Para o ministro interino, “há uma linha masoquista no Brasil de achar que devemos fazer concessões unilaterais”. Ele entende que a aliança com os países bolivarianos foi motivada por apelo ideológico, um “multilateralismo fanático”, “para dizer que somos de esquerda”.
"O denominador comum que temos com esses países é a desindustrialização. Um populismo que nos levou a jogar pela janela dinheiro que veio da melhora das relações de troca. Eles foram a vanguarda do atraso".
Serra e a Venezuela
Se a relação de José Serra com o Mercosul não é próspera, os contatos com a Venezuela são menos do que amistosos.
O Itamaraty só se reúne com o líder de oposição, Henrique Capriles. O presidente venezuelano, Nicolás Maduro, não reconhece a legitimidade do governo interino. E José Serra e Michel Temer também se recusaram a comparecer à cerimônia de posse da Venezuela na presidência do Mercosul.
"Temos uma política de não intervenção nos assuntos internos de outros países, mas não podemos ser indiferentes ao atropelo da democracia, ao desrespeito aos direitos humanos e à situação brutal de carências que hoje envolvem a população venezuelana", afirmou José Serra depois de uma reunião com Henrique Capriles.
Serra e a OMC
Uma das principais críticas à estratégia de comércio exterior de José Serra é que, com foco excessivo nos acordos bilaterais, as tratativas multilaterais sejam abandonadas. É um daqueles casos em que, para não seguir a ideologia anterior, adota-se uma postura diametralmente oposta e igualmente prejudicial.
Serra diz que não. "Não sou contra a OMC, só que a estratégia do governo anterior de dar prioridade total a ela não vingou. Não podemos ficar presos ao multilateralismo, enquanto outros países avançam em acordos bilaterais".

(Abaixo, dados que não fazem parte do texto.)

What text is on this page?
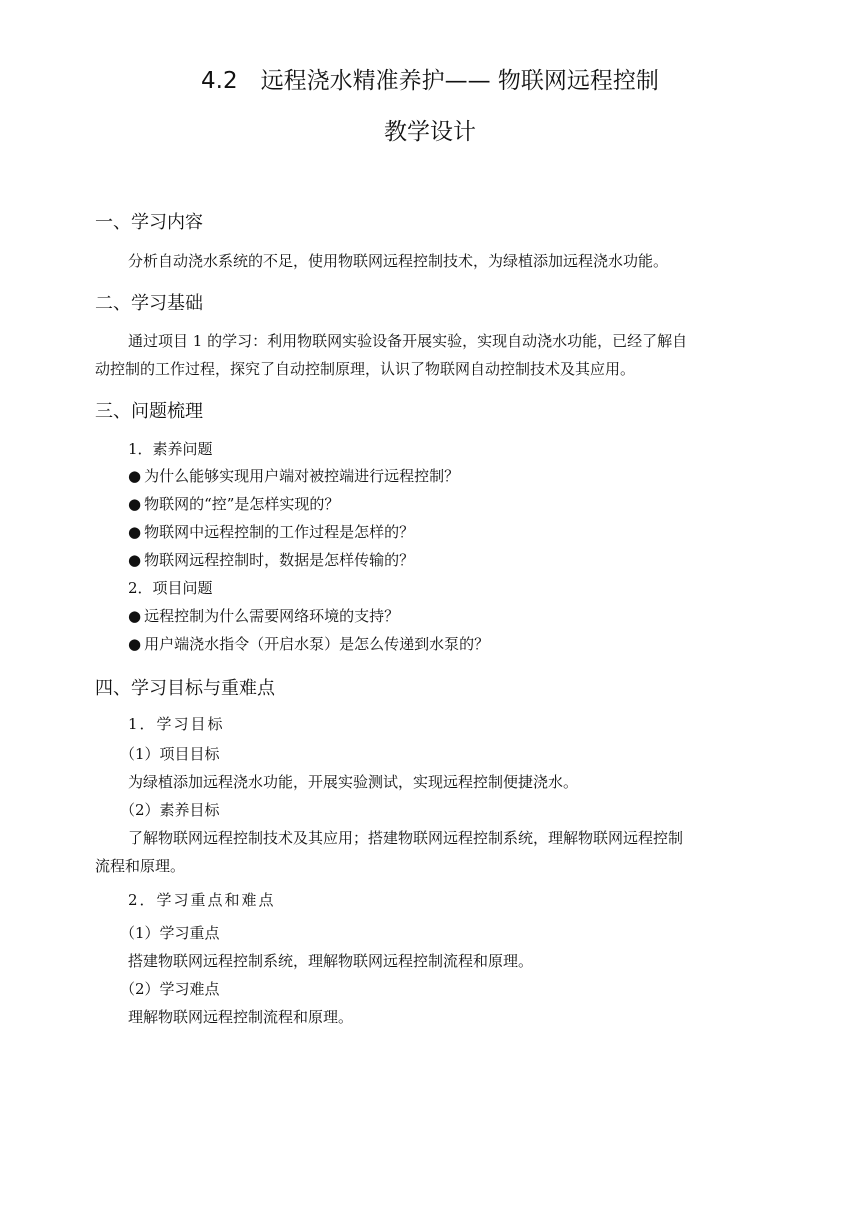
4.2　远程浇水精准养护—— 物联网远程控制
教学设计
一、学习内容
分析自动浇水系统的不足，使用物联网远程控制技术，为绿植添加远程浇水功能。
二、学习基础
通过项目 1 的学习：利用物联网实验设备开展实验，实现自动浇水功能，已经了解自
动控制的工作过程，探究了自动控制原理，认识了物联网自动控制技术及其应用。
三、问题梳理
1．素养问题
● 为什么能够实现用户端对被控端进行远程控制？
● 物联网的“控”是怎样实现的？
● 物联网中远程控制的工作过程是怎样的？
● 物联网远程控制时，数据是怎样传输的？
2．项目问题
● 远程控制为什么需要网络环境的支持？
● 用户端浇水指令（开启水泵）是怎么传递到水泵的？
四、学习目标与重难点
1．学习目标
（1）项目目标
为绿植添加远程浇水功能，开展实验测试，实现远程控制便捷浇水。
（2）素养目标
了解物联网远程控制技术及其应用；搭建物联网远程控制系统，理解物联网远程控制
流程和原理。
2．学习重点和难点
（1）学习重点
搭建物联网远程控制系统，理解物联网远程控制流程和原理。
（2）学习难点
理解物联网远程控制流程和原理。
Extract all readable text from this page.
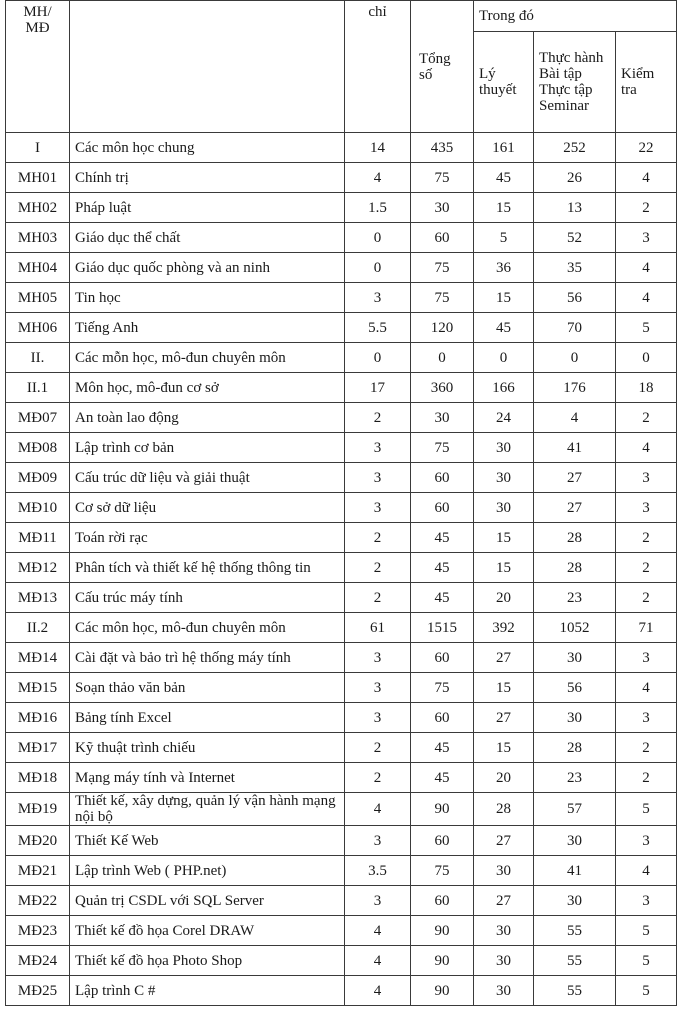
MH/ MĐ		chỉ	Tổng số	Trong đó		
				Lý thuyết	Thực hành Bài tập Thực tập Seminar	Kiểm tra
I	Các môn học chung	14	435	161	252	22
MH01	Chính trị	4	75	45	26	4
MH02	Pháp luật	1.5	30	15	13	2
MH03	Giáo dục thể chất	0	60	5	52	3
MH04	Giáo dục quốc phòng và an ninh	0	75	36	35	4
MH05	Tin học	3	75	15	56	4
MH06	Tiếng Anh	5.5	120	45	70	5
II.	Các mỗn học, mô-đun chuyên môn	0	0	0	0	0
II.1	Môn học, mô-đun cơ sở	17	360	166	176	18
MĐ07	An toàn lao động	2	30	24	4	2
MĐ08	Lập trình cơ bản	3	75	30	41	4
MĐ09	Cấu trúc dữ liệu và giải thuật	3	60	30	27	3
MĐ10	Cơ sở dữ liệu	3	60	30	27	3
MĐ11	Toán rời rạc	2	45	15	28	2
MĐ12	Phân tích và thiết kế hệ thống thông tin	2	45	15	28	2
MĐ13	Cấu trúc máy tính	2	45	20	23	2
II.2	Các môn học, mô-đun chuyên môn	61	1515	392	1052	71
MĐ14	Cài đặt và bảo trì hệ thống máy tính	3	60	27	30	3
MĐ15	Soạn thảo văn bản	3	75	15	56	4
MĐ16	Bảng tính Excel	3	60	27	30	3
MĐ17	Kỹ thuật trình chiếu	2	45	15	28	2
MĐ18	Mạng máy tính và Internet	2	45	20	23	2
MĐ19	Thiết kế, xây dựng, quản lý vận hành mạng nội bộ	4	90	28	57	5
MĐ20	Thiết Kế Web	3	60	27	30	3
MĐ21	Lập trình Web ( PHP.net)	3.5	75	30	41	4
MĐ22	Quản trị CSDL với SQL Server	3	60	27	30	3
MĐ23	Thiết kế đồ họa Corel DRAW	4	90	30	55	5
MĐ24	Thiết kế đồ họa Photo Shop	4	90	30	55	5
MĐ25	Lập trình C #	4	90	30	55	5
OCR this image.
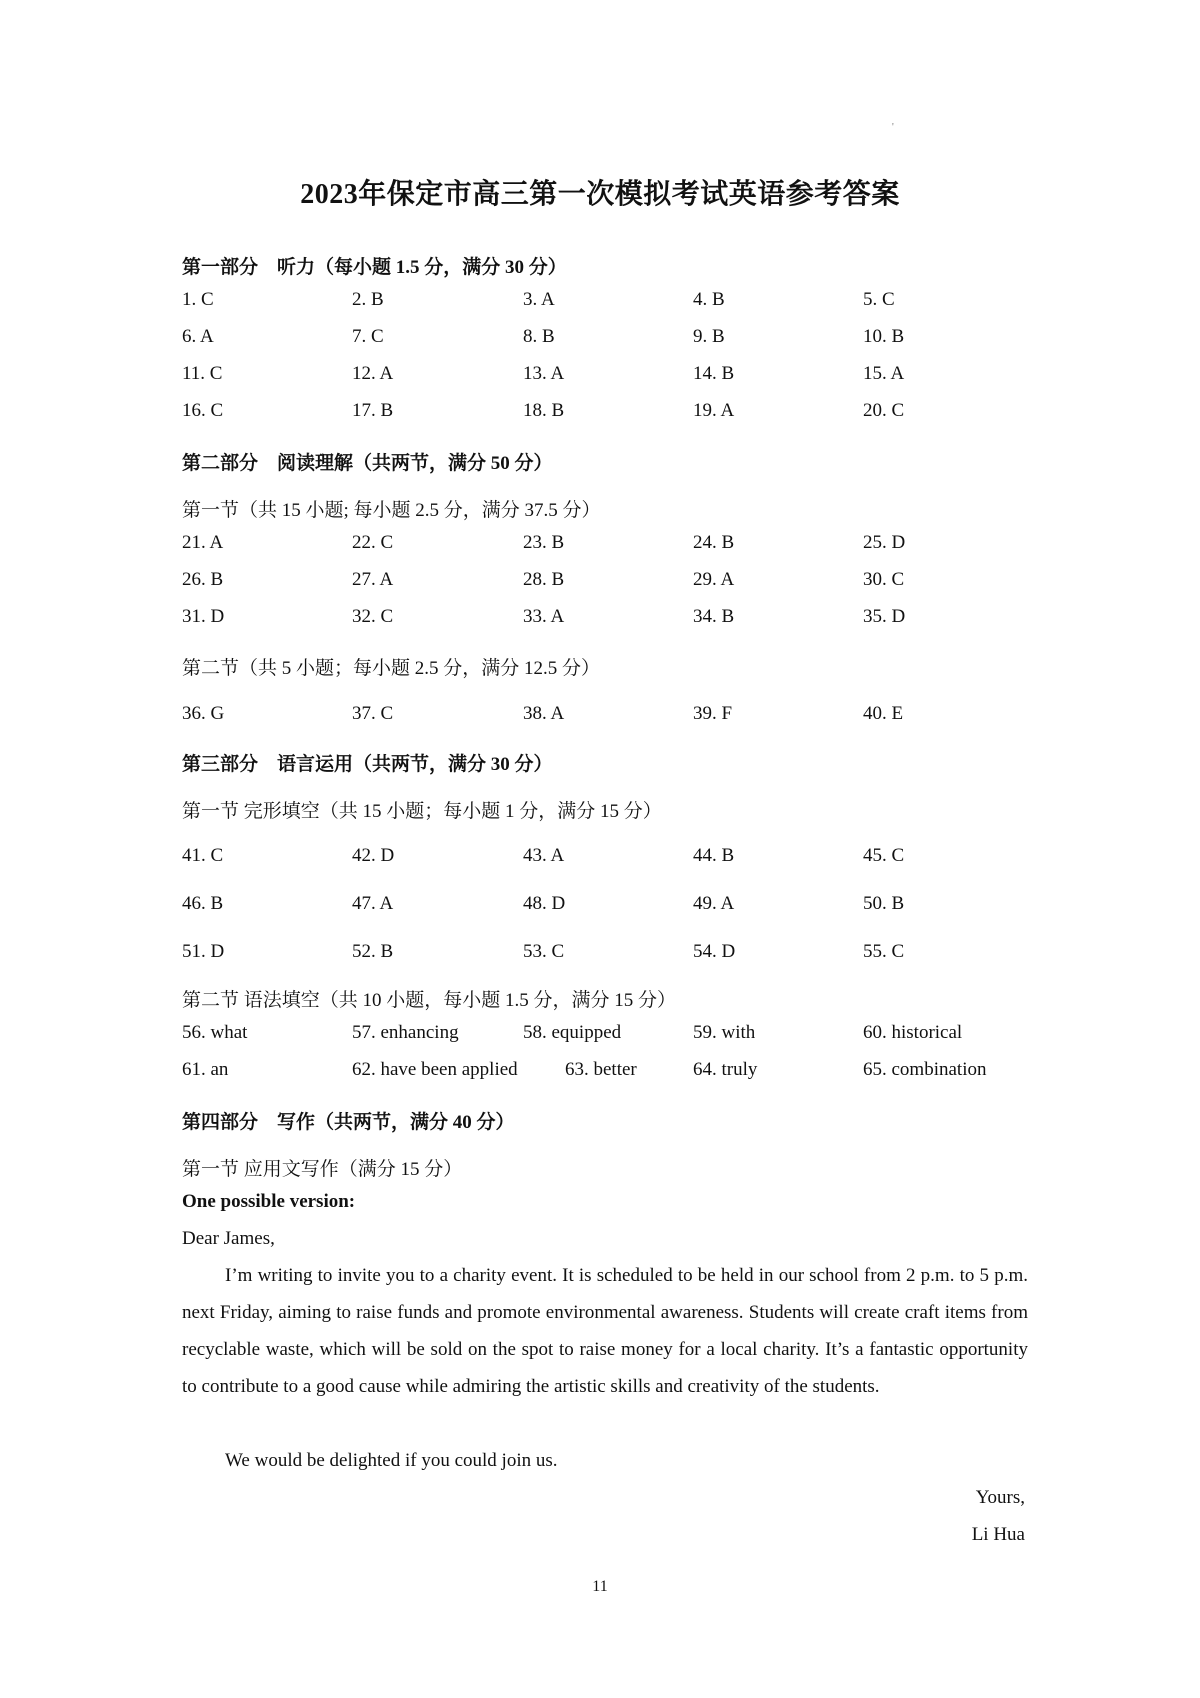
'
2023年保定市高三第一次模拟考试英语参考答案
第一部分　听力（每小题 1.5 分，满分 30 分）
1. C	2. B	3. A	4. B	5. C
6. A	7. C	8. B	9. B	10. B
11. C	12. A	13. A	14. B	15. A
16. C	17. B	18. B	19. A	20. C
第二部分　阅读理解（共两节，满分 50 分）
第一节（共 15 小题; 每小题 2.5 分，满分 37.5 分）
21. A	22. C	23. B	24. B	25. D
26. B	27. A	28. B	29. A	30. C
31. D	32. C	33. A	34. B	35. D
第二节（共 5 小题；每小题 2.5 分，满分 12.5 分）
36. G	37. C	38. A	39. F	40. E
第三部分　语言运用（共两节，满分 30 分）
第一节 完形填空（共 15 小题；每小题 1 分，满分 15 分）
41. C	42. D	43. A	44. B	45. C
46. B	47. A	48. D	49. A	50. B
51. D	52. B	53. C	54. D	55. C
第二节 语法填空（共 10 小题，每小题 1.5 分，满分 15 分）
56. what	57. enhancing	58. equipped	59. with	60. historical
61. an	62. have been applied 63. better	64. truly	65. combination
第四部分　写作（共两节，满分 40 分）
第一节 应用文写作（满分 15 分）
One possible version:
Dear James,
I’m writing to invite you to a charity event. It is scheduled to be held in our school from 2 p.m. to 5 p.m. next Friday, aiming to raise funds and promote environmental awareness. Students will create craft items from recyclable waste, which will be sold on the spot to raise money for a local charity. It’s a fantastic opportunity to contribute to a good cause while admiring the artistic skills and creativity of the students.
We would be delighted if you could join us.
Yours,
Li Hua
11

Dessa forma, a Organização Mundial do Comércio tem hoje um Brasil menos interessado em fazer avançar suas pautas. "Os últimos dez anos não foram recompensantes. Estamos prontos para tentar novas rotas. O que o Brasil não pode ter é paralisia na OMC".
Serra e a OCDE
A Organização para a Cooperação e o Desenvolvimento Econômico (OCDE) não vê com muito otimismo as chances do Brasil de retomar o crescimento. E a previsão de que a recessão vai continuar não foi recebida com muita simpatia pelo ministro interino José Serra.
O último relatório trimestral da entidade diz que "profundas divisões políticas reduziram as possibilidades de qualquer estímulo notório na política de reformas a curto prazo".
"Em nosso cenário de base, a situação política continuará sendo de grande incerteza durante o período de nossas projeções e os níveis de confiança continuarão sendo baixos". "A recessão profunda deve continuar em 2016 e 2017 com um cenário de alta incerteza política e de revelações correntes de corrupção que minam a confiança dos consumidores e investidores, o que leva à contração contínua da demanda doméstica".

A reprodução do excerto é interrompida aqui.